$ cat post/make-install-complete-/-we-ran-it-until-it-melted-/-the-deploy-receipt.md
make install complete / we ran it until it melted / the deploy receipt
Debugging Kubernetes with Kubernetes
January 2015 was a month of many firsts for me. I had just started working on our new containerized microservices platform based on Docker and Kubernetes, and the learning curve was steep. Kubernetes had been announced by Google in November 2014, but it was still very much in its infancy compared to what we would see later.
The Setup
We were using CoreOS as our base image for Docker containers and etcd for managing cluster state. We also integrated with Marathon, which is another container orchestration tool from Mesosphere. But as often happens, the devil is in the details, and our setup started to show some cracks under load.
Debugging the Cracks
One of the biggest issues we encountered was around resource management. Our services were running on Kubernetes nodes, but we found that memory pressure was causing unexpected outages. We had a service running that handled real-time processing for our customer data, and it was failing at seemingly random intervals—only to come back up once the load decreased.

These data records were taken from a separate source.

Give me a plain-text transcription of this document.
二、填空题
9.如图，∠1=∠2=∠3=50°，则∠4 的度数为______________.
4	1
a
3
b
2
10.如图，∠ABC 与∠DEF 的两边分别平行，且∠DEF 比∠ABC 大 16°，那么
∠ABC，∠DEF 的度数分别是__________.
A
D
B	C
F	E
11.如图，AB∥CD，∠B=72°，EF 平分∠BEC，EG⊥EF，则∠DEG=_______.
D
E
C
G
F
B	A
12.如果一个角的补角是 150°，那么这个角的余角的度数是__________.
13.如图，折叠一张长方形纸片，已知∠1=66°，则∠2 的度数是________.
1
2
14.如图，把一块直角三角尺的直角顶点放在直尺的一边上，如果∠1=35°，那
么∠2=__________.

Step 1: Logging and Metrics
First, we turned to our logging infrastructure (Fluentd + Elasticsearch) to get a better picture of what was happening. The logs showed spikes in CPU usage leading up to service crashes, but they didn’t provide enough context about memory or other resource bottlenecks.
Step 2: Kubernetes Events
Next, I dug into the Kubernetes events. Kubernetes keeps track of all the actions it performs and errors that occur. We found a pattern where nodes were being evicted due to insufficient resources, which would cause our services to crash. This was happening because we hadn’t properly configured resource limits and requests for our containers.
Step 3: Resource Requests and Limits
After fixing some of the container configurations, I wrote a small script to update the YAML manifests in bulk. The script went through each service, adjusted their resource requests and limits, and redeployed them one by one. It was tedious but necessary.
Lessons Learned
Debugging Kubernetes wasn’t just about finding the right tool or configuration; it was about understanding the system from the ground up. I spent hours poring over documentation, trying out different configurations, and watching the nodes closely for signs of failure.

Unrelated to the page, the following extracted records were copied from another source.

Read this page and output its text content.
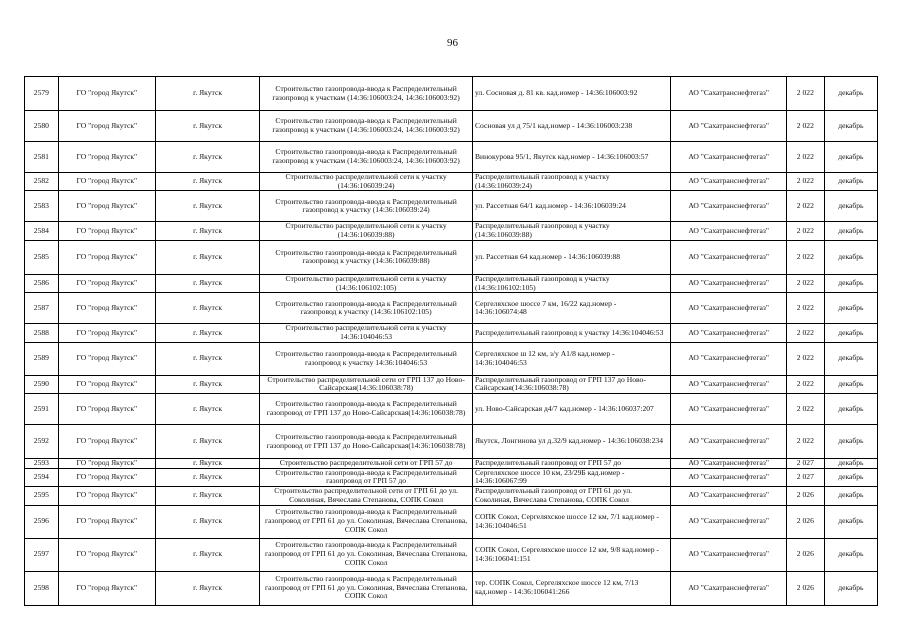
96
2579	ГО "город Якутск"	г. Якутск	Строительство газопровода-ввода к Распределительный газопровод к участкам (14:36:106003:24, 14:36:106003:92)	ул. Сосновая д. 81 кв. кад.номер - 14:36:106003:92	АО "Сахатранснефтегаз"	2 022	декабрь
2580	ГО "город Якутск"	г. Якутск	Строительство газопровода-ввода к Распределительный газопровод к участкам (14:36:106003:24, 14:36:106003:92)	Сосновая ул д 75/1 кад.номер - 14:36:106003:238	АО "Сахатранснефтегаз"	2 022	декабрь
2581	ГО "город Якутск"	г. Якутск	Строительство газопровода-ввода к Распределительный газопровод к участкам (14:36:106003:24, 14:36:106003:92)	Винокурова 95/1, Якутск кад.номер - 14:36:106003:57	АО "Сахатранснефтегаз"	2 022	декабрь
2582	ГО "город Якутск"	г. Якутск	Строительство распределительной сети к участку (14:36:106039:24)	Распределительный газопровод к участку (14:36:106039:24)	АО "Сахатранснефтегаз"	2 022	декабрь
2583	ГО "город Якутск"	г. Якутск	Строительство газопровода-ввода к Распределительный газопровод к участку (14:36:106039:24)	ул. Рассетная 64/1 кад.номер - 14:36:106039:24	АО "Сахатранснефтегаз"	2 022	декабрь
2584	ГО "город Якутск"	г. Якутск	Строительство распределительной сети к участку (14:36:106039:88)	Распределительный газопровод к участку (14:36:106039:88)	АО "Сахатранснефтегаз"	2 022	декабрь
2585	ГО "город Якутск"	г. Якутск	Строительство газопровода-ввода к Распределительный газопровод к участку (14:36:106039:88)	ул. Рассетная 64 кад.номер - 14:36:106039:88	АО "Сахатранснефтегаз"	2 022	декабрь
2586	ГО "город Якутск"	г. Якутск	Строительство распределительной сети к участку (14:36:106102:105)	Распределительный газопровод к участку (14:36:106102:105)	АО "Сахатранснефтегаз"	2 022	декабрь
2587	ГО "город Якутск"	г. Якутск	Строительство газопровода-ввода к Распределительный газопровод к участку (14:36:106102:105)	Сергеляхское шоссе 7 км, 16/22 кад.номер - 14:36:106074:48	АО "Сахатранснефтегаз"	2 022	декабрь
2588	ГО "город Якутск"	г. Якутск	Строительство распределительной сети к участку 14:36:104046:53	Распределительный газопровод к участку 14:36:104046:53	АО "Сахатранснефтегаз"	2 022	декабрь
2589	ГО "город Якутск"	г. Якутск	Строительство газопровода-ввода к Распределительный газопровод к участку 14:36:104046:53	Сергеляхское ш 12 км, з/у А1/8 кад.номер - 14:36:104046:53	АО "Сахатранснефтегаз"	2 022	декабрь
2590	ГО "город Якутск"	г. Якутск	Строительство распределительной сети от ГРП 137 до Ново-Сайсарская(14:36:106038:78)	Распределительный газопровод от ГРП 137 до Ново-Сайсарская(14:36:106038:78)	АО "Сахатранснефтегаз"	2 022	декабрь
2591	ГО "город Якутск"	г. Якутск	Строительство газопровода-ввода к Распределительный газопровод от ГРП 137 до Ново-Сайсарская(14:36:106038:78)	ул. Ново-Сайсарская д4/7 кад.номер - 14:36:106037:207	АО "Сахатранснефтегаз"	2 022	декабрь
2592	ГО "город Якутск"	г. Якутск	Строительство газопровода-ввода к Распределительный газопровод от ГРП 137 до Ново-Сайсарская(14:36:106038:78)	Якутск, Лонгинова ул д.32/9 кад.номер - 14:36:106038:234	АО "Сахатранснефтегаз"	2 022	декабрь
2593	ГО "город Якутск"	г. Якутск	Строительство распределительной сети от ГРП 57 до	Распределительный газопровод от ГРП 57 до	АО "Сахатранснефтегаз"	2 027	декабрь
2594	ГО "город Якутск"	г. Якутск	Строительство газопровода-ввода к Распределительный газопровод от ГРП 57 до	Сергеляхское шоссе 10 км, 23/29Б кад.номер - 14:36:106067:99	АО "Сахатранснефтегаз"	2 027	декабрь
2595	ГО "город Якутск"	г. Якутск	Строительство распределительной сети от ГРП 61 до ул. Соколиная, Вячеслава Степанова, СОПК Сокол	Распределительный газопровод от ГРП 61 до ул. Соколиная, Вячеслава Степанова, СОПК Сокол	АО "Сахатранснефтегаз"	2 026	декабрь
2596	ГО "город Якутск"	г. Якутск	Строительство газопровода-ввода к Распределительный газопровод от ГРП 61 до ул. Соколиная, Вячеслава Степанова, СОПК Сокол	СОПК Сокол, Сергеляхское шоссе 12 км, 7/1 кад.номер - 14:36:104046:51	АО "Сахатранснефтегаз"	2 026	декабрь
2597	ГО "город Якутск"	г. Якутск	Строительство газопровода-ввода к Распределительный газопровод от ГРП 61 до ул. Соколиная, Вячеслава Степанова, СОПК Сокол	СОПК Сокол, Сергеляхское шоссе 12 км, 9/8 кад.номер - 14:36:106041:151	АО "Сахатранснефтегаз"	2 026	декабрь
2598	ГО "город Якутск"	г. Якутск	Строительство газопровода-ввода к Распределительный газопровод от ГРП 61 до ул. Соколиная, Вячеслава Степанова, СОПК Сокол	тер. СОПК Сокол, Сергеляхское шоссе 12 км, 7/13 кад.номер - 14:36:106041:266	АО "Сахатранснефтегаз"	2 026	декабрь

One thing that became clear is that Kubernetes is a powerful tool, but it requires careful tuning to work well. We had to be mindful of how our services interacted with each other and with the underlying infrastructure.
The Future
By February 2015, I had shipped a more robust version of our containerized platform. It included better resource management, enhanced logging, and improved monitoring. While we still faced some challenges, the groundwork we laid in January set us up for success as Kubernetes matured over the following months.
January 26, 2015, was just one day in a long journey of learning how to work with Kubernetes and containers. But it was a crucial step in understanding that debugging is an ongoing process, and that each failure brings you closer to a more stable and reliable system.